If anyone is interested, Rhoda Baxter and I are holding another workshop, courtesy of Write Stars on 22 May in York, should you fancy coming along and hearing a rather more sensible way of going about your writing....

5 comments:

Anita Davison said...

Nice post Jane, I love twists and turns in my plots too and I love your HobNob addiction - BTW-I voted down the one star review on 'I Don't Want to Talk About it' You could write a shopping list that wouldn't deserve that - it wasn't even specific and could have been about any book - if they can't be positive why bother? It's just spiteful.

Joanna (Lazuli Portals) said...

Fabulous post, Jane! I don't have the HoNob issue but I think my approach to my first draft is rather similar to yours. And those threads which snag and pull the whole thing to shreds, yes, yes, yes, I can't go on if they're making things untidy and creating havoc. I really do love your writing and blogging 'voice' - I even read this post aloud to my husband! :P

Jane Lovering said...

Thanks Anita! To be honest, i think that 1* review was written by someone with a grudge against Choc Lit rather than me personally, since the review was, as you say, so unspecific as to be useless. But thank you for the downvote, and I'm glad you agree with the HobNobs!

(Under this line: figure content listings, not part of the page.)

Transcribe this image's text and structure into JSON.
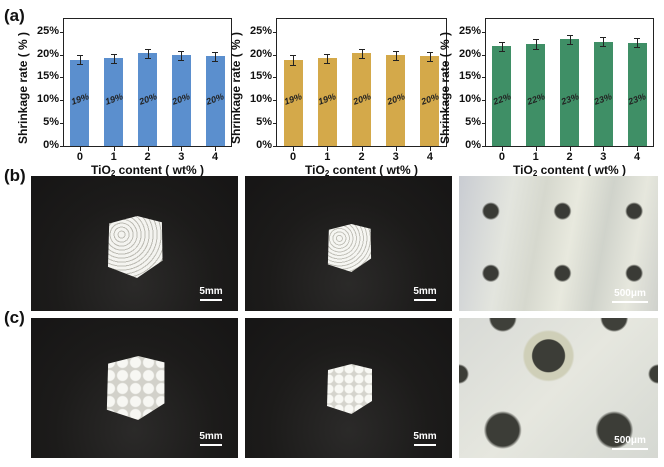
{
  "panels": {
    "a": "(a)",
    "b": "(b)",
    "c": "(c)"
  },
  "colors": {
    "series1": "#5b8fce",
    "series2": "#d4a94a",
    "series3": "#3f8f66"
  },
  "chart_data": [
    {
      "type": "bar",
      "title": "",
      "xlabel": "TiO2 content ( wt% )",
      "ylabel": "Shrinkage rate ( % )",
      "categories": [
        "0",
        "1",
        "2",
        "3",
        "4"
      ],
      "values": [
        18.9,
        19.2,
        20.3,
        19.8,
        19.6
      ],
      "errors": [
        1.0,
        1.0,
        1.0,
        1.0,
        1.0
      ],
      "data_labels": [
        "19%",
        "19%",
        "20%",
        "20%",
        "20%"
      ],
      "yticks": [
        "0%",
        "5%",
        "10%",
        "15%",
        "20%",
        "25%"
      ],
      "ylim": [
        0,
        28
      ],
      "color": "#5b8fce",
      "grid": false
    },
    {
      "type": "bar",
      "title": "",
      "xlabel": "TiO2 content ( wt% )",
      "ylabel": "Shrinkage rate ( % )",
      "categories": [
        "0",
        "1",
        "2",
        "3",
        "4"
      ],
      "values": [
        18.8,
        19.2,
        20.3,
        19.8,
        19.6
      ],
      "errors": [
        1.0,
        1.0,
        1.0,
        1.0,
        1.0
      ],
      "data_labels": [
        "19%",
        "19%",
        "20%",
        "20%",
        "20%"
      ],
      "yticks": [
        "0%",
        "5%",
        "10%",
        "15%",
        "20%",
        "25%"
      ],
      "ylim": [
        0,
        28
      ],
      "color": "#d4a94a",
      "grid": false
    },
    {
      "type": "bar",
      "title": "",
      "xlabel": "TiO2 content ( wt% )",
      "ylabel": "Shrinkage rate ( % )",
      "categories": [
        "0",
        "1",
        "2",
        "3",
        "4"
      ],
      "values": [
        21.8,
        22.3,
        23.3,
        22.8,
        22.6
      ],
      "errors": [
        1.0,
        1.0,
        1.0,
        1.0,
        1.0
      ],
      "data_labels": [
        "22%",
        "22%",
        "23%",
        "23%",
        "23%"
      ],
      "yticks": [
        "0%",
        "5%",
        "10%",
        "15%",
        "20%",
        "25%"
      ],
      "ylim": [
        0,
        28
      ],
      "color": "#3f8f66",
      "grid": false
    }
  ],
  "axis": {
    "xlabel_main": "TiO",
    "xlabel_sub": "2",
    "xlabel_rest": " content ( wt% )",
    "ylabel": "Shrinkage rate ( % )"
  },
  "photos": {
    "row_b": [
      {
        "scale_label": "5mm"
      },
      {
        "scale_label": "5mm"
      },
      {
        "scale_label": "500μm"
      }
    ],
    "row_c": [
      {
        "scale_label": "5mm"
      },
      {
        "scale_label": "5mm"
      },
      {
        "scale_label": "500μm"
      }
    ]
  }
}
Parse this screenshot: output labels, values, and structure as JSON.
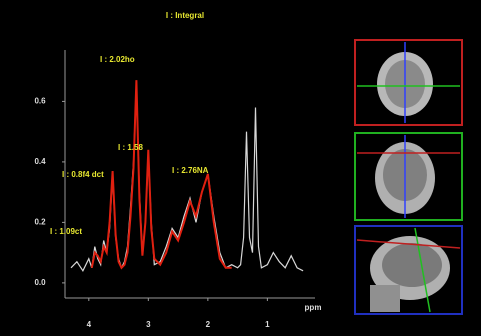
{
  "chart_data": {
    "type": "line",
    "title": "I : Integral",
    "x": [
      4.3,
      4.2,
      4.1,
      4.0,
      3.95,
      3.9,
      3.85,
      3.8,
      3.75,
      3.7,
      3.65,
      3.6,
      3.55,
      3.5,
      3.45,
      3.4,
      3.35,
      3.3,
      3.25,
      3.2,
      3.15,
      3.1,
      3.05,
      3.0,
      2.95,
      2.9,
      2.8,
      2.7,
      2.6,
      2.5,
      2.4,
      2.3,
      2.2,
      2.1,
      2.0,
      1.9,
      1.8,
      1.7,
      1.6,
      1.5,
      1.45,
      1.4,
      1.35,
      1.3,
      1.25,
      1.2,
      1.15,
      1.1,
      1.0,
      0.9,
      0.8,
      0.7,
      0.6,
      0.5,
      0.4
    ],
    "series": [
      {
        "color": "#d8d8d8",
        "values": [
          0.05,
          0.07,
          0.04,
          0.08,
          0.05,
          0.12,
          0.08,
          0.06,
          0.14,
          0.1,
          0.18,
          0.36,
          0.15,
          0.08,
          0.05,
          0.07,
          0.12,
          0.25,
          0.4,
          0.66,
          0.3,
          0.1,
          0.2,
          0.43,
          0.2,
          0.06,
          0.07,
          0.12,
          0.18,
          0.15,
          0.22,
          0.28,
          0.2,
          0.3,
          0.36,
          0.22,
          0.1,
          0.05,
          0.06,
          0.05,
          0.06,
          0.15,
          0.5,
          0.15,
          0.1,
          0.58,
          0.12,
          0.05,
          0.06,
          0.1,
          0.07,
          0.05,
          0.09,
          0.05,
          0.04
        ]
      },
      {
        "color": "#e02010",
        "values": [
          null,
          null,
          null,
          null,
          0.05,
          0.1,
          0.09,
          0.07,
          0.12,
          0.1,
          0.2,
          0.37,
          0.16,
          0.07,
          0.05,
          0.06,
          0.1,
          0.22,
          0.38,
          0.67,
          0.28,
          0.09,
          0.2,
          0.44,
          0.18,
          0.08,
          0.06,
          0.1,
          0.17,
          0.14,
          0.2,
          0.27,
          0.22,
          0.3,
          0.36,
          0.2,
          0.08,
          0.05,
          0.05,
          null,
          null,
          null,
          null,
          null,
          null,
          null,
          null,
          null,
          null,
          null,
          null,
          null,
          null,
          null,
          null
        ]
      }
    ],
    "annotations": [
      "I : 2.02ho",
      "I : 1.58",
      "I : 0.8f4 dct",
      "I : 2.76NA",
      "I : 1.09ct"
    ],
    "xlabel": "ppm",
    "xlim": [
      4.4,
      0.2
    ],
    "xticks": [
      4,
      3,
      2,
      1
    ],
    "ylim": [
      -0.05,
      0.77
    ],
    "yticks": [
      {
        "value": 0,
        "label": "0.0"
      },
      0.2,
      0.4,
      0.6
    ]
  }
}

Joanna - I think there must be a lot of people who write like we do. I mean, it can't just be us, can it? Can it???

Rhoda Baxter said...

I just write stuff and move it around at the end. It does mean re-writing the ending (and sometimes the beginning) a lot of the time. I usually have a beginning, a vague idea of an ending and have to write the bit in between to find out what happens.

I have been known to write scenes out of sequence. *passes Jane a nice, calming Hobnob*

Chris Stovell said...

I've got wiggly, wriggly bits everywhere - in my WIP, that is and they're currently overwhelming me so I've got some serious smiting of scary bits to do!